There are going to be a lot of different opinions on this topic for sure, but I think it's an important conversation.
I believe the competent "general neurologist" is on its way to extinction. That being said, I am referring to general neurologists in the sense that they have been historically--primary outpatient general neurologists who can perhaps take care of 95% of patients that walk through the door throughout the course of their disease, whether it be MG, MS, PD, JME, IIH, ALS, DLB, etc. while being able to perform EMG, EEG, and Botox.
It is my opinion that the increasing complexity of hospital/emergency neurology along with "neurophobia" of hospital-based providers (along with increase in APPs) has led to a great need for around-the-clock inpatient neurology coverage. This has in turn led to limiting neurology resident exposure to outpatient neurology--even much of what has typically been considered "bread and butter". Unfortunately many residencies in existence today have severely limited outpatient neurology exposure, and you can graduate from many without any significant experience interpreting EMG/EEG. In tandem with severe limitation of outpatient exposure, the expansion of the range of diagnosable conditions and therapeutic options has worsened the problem. Most neurologists know about NMDA, but what about mGluR1 or KLHL11? Those are just a few of a ton of new antibody-associated disorders. Previously graduating neurologists could be competent with Copaxone, interferons, and a handful of AEDs, but now there are about 50 different medications for MS and epilepsy alone, most with unique side effects and varying degrees of required monitoring. Even the headache world has exploded with a wide array of therapeutic options.

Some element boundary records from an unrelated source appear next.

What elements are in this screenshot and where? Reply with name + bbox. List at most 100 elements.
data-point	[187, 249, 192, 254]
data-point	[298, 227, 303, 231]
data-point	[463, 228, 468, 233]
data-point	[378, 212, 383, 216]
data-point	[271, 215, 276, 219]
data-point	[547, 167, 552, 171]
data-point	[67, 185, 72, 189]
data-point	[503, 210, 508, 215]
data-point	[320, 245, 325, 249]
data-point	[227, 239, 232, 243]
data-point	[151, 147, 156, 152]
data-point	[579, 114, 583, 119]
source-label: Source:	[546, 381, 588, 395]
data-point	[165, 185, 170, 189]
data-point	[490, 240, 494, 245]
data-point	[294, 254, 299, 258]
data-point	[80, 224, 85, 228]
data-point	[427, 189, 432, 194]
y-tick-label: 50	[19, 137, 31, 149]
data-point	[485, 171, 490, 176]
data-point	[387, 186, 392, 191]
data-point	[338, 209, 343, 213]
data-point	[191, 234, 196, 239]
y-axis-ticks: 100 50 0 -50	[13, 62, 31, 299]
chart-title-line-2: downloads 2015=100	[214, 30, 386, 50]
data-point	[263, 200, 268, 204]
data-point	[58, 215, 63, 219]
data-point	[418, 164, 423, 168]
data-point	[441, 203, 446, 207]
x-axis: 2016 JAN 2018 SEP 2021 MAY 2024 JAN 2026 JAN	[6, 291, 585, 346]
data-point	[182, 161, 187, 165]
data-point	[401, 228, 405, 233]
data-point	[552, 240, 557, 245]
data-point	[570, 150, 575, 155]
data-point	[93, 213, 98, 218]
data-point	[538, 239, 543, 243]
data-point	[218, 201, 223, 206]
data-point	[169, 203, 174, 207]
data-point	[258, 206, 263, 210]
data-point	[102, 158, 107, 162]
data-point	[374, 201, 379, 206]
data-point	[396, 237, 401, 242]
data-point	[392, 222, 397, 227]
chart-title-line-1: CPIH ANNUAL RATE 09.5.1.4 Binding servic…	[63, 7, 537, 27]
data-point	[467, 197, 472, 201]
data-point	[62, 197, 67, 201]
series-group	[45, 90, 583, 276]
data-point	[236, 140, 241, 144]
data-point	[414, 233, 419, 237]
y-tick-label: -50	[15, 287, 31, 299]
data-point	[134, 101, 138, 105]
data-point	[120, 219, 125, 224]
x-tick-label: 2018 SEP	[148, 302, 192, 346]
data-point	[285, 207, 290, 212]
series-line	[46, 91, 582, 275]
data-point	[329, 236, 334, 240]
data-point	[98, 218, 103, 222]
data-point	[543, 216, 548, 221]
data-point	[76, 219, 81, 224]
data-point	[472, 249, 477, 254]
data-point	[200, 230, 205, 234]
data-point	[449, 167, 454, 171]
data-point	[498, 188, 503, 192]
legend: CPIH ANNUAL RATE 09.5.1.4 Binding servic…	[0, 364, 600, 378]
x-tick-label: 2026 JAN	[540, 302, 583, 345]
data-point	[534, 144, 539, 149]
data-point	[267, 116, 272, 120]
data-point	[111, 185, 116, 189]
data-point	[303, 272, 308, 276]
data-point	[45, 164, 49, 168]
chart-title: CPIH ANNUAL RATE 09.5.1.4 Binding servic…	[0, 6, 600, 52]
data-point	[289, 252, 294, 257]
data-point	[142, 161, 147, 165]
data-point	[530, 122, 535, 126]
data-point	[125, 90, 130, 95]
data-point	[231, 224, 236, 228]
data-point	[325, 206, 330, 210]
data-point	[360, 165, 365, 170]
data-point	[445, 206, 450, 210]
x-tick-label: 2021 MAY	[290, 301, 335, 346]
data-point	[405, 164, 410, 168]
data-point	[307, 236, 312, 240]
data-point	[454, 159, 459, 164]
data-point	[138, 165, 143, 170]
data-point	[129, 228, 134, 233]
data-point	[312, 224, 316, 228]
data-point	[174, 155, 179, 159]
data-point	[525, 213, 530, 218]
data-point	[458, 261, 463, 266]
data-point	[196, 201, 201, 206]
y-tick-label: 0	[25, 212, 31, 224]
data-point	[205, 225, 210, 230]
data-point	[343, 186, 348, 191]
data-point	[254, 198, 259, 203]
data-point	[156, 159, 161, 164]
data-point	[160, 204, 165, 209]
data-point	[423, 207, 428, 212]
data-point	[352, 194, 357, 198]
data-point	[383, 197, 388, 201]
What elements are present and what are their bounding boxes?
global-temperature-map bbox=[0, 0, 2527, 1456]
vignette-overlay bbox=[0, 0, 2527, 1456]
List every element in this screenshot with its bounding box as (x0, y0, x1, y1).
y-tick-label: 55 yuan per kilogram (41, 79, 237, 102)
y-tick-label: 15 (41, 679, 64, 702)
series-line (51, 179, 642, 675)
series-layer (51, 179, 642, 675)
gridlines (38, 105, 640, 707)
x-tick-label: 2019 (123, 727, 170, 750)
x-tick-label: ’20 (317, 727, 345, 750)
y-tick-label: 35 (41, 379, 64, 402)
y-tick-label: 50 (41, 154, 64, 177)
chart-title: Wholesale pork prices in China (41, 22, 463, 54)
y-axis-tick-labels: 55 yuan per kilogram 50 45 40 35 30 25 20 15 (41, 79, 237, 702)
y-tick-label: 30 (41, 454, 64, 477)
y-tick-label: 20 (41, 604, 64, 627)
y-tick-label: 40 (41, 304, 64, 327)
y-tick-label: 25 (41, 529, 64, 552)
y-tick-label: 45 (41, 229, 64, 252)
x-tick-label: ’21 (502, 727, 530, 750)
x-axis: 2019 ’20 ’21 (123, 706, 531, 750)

That being said, I do believe it is still possible to be a competent "general neurologist" in the classical sense of the phrase (notice I am referring to a competent general neurologist rather than simply a practicing general neurologist that makes good money). I think there are some important prerequisites and required actions. I think you have to be adaptable, hard-working, and intelligent. I think you have to work hard in residency beyond what is required. If you don't complete residency at a place where you graduate with solid experience in EMG/EEG, you will need to do a fellowship or make the decision to refer out for EMG or EEG. With rare exceptions, I think that topping off residency training with additional fellowship training will best equip you to be a good outpatient general neurologist.